Ormai Pasqua è alle porte. Festa spesso molto attesa e accolta con gioia, anche per le imminenti rimpatriate con parenti e per le numerose occasioni di stare con i propri familiari. Ma è davvero così per tutti? Aspettate tutti con ansia di partecipare ai tradizionali pranzi di Pasqua, o alcuni di voi li considerano un qualcosa da evitare e da cui fuggire?
Inutile nascondere che, a volte, capita di voler dribblare ad ogni costo questi annuali e tradizionali ritrovi con i parenti, stretti e/o lontani.

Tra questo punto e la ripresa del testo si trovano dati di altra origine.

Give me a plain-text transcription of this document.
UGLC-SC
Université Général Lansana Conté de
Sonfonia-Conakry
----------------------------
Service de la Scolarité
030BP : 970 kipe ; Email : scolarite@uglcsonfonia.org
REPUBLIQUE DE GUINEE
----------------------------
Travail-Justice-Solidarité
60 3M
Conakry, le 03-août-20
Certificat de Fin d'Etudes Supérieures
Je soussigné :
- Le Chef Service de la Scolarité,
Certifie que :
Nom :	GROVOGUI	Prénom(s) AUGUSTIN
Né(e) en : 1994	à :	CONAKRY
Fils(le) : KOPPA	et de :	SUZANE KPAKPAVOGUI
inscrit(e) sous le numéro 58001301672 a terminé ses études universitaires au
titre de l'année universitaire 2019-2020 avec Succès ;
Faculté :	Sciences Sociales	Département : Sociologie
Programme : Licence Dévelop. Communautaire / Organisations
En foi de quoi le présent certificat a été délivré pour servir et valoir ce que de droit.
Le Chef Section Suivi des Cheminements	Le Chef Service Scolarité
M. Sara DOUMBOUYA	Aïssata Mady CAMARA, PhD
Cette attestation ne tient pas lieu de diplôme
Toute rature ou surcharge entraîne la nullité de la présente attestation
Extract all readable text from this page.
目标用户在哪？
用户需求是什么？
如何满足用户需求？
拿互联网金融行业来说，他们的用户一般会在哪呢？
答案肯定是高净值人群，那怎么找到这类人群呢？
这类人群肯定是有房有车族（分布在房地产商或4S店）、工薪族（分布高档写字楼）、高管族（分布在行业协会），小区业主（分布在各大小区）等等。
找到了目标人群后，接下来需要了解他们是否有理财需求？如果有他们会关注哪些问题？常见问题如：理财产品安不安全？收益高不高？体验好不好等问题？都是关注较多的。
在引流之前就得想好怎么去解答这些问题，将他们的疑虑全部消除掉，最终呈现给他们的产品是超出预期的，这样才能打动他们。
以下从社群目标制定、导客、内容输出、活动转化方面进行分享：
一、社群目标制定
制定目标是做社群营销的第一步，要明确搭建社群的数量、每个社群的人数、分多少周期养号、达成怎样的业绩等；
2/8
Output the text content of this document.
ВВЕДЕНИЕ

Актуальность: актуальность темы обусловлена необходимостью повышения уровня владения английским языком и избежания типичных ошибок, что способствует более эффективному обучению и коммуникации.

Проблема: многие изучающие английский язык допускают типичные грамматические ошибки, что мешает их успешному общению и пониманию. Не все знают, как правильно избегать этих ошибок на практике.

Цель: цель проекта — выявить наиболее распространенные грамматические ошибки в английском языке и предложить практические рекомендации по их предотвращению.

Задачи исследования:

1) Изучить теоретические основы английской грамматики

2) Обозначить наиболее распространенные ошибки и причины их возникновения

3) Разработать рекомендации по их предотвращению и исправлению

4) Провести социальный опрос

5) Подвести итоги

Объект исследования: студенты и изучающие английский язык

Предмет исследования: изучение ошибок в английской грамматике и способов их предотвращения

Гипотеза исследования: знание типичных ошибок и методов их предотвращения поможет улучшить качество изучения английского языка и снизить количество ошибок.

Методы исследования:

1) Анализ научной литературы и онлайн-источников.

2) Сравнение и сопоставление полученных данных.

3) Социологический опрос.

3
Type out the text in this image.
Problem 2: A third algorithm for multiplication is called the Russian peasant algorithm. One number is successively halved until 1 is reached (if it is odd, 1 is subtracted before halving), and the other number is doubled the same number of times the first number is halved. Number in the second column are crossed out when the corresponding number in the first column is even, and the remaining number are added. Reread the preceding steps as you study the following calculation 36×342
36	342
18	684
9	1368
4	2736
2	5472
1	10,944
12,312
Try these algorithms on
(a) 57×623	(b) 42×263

In effetti, ci sono un’infinità di ragioni per cui si potrebbe desiderare evitare il pranzo di Pasqua con la propria famiglia e i propri parenti, tra cui, le più rilevanti sono la volontà di:

  • evitare le domande sulla propria vita privata;
  • non avere a che fare con gli odiosi scherzi dello zio per un intero pomeriggio;
  • sfuggire dalle solite frasi tipo “Ma quanto sei diventato grande, sembra ieri che eri piccolo così” , “hai la morosa/il moroso?”, “quando ti laurei?”, “quando ti sposi?” e molte altre;
  • evitare la noia mortale che spesso caratterizza tali pranzi.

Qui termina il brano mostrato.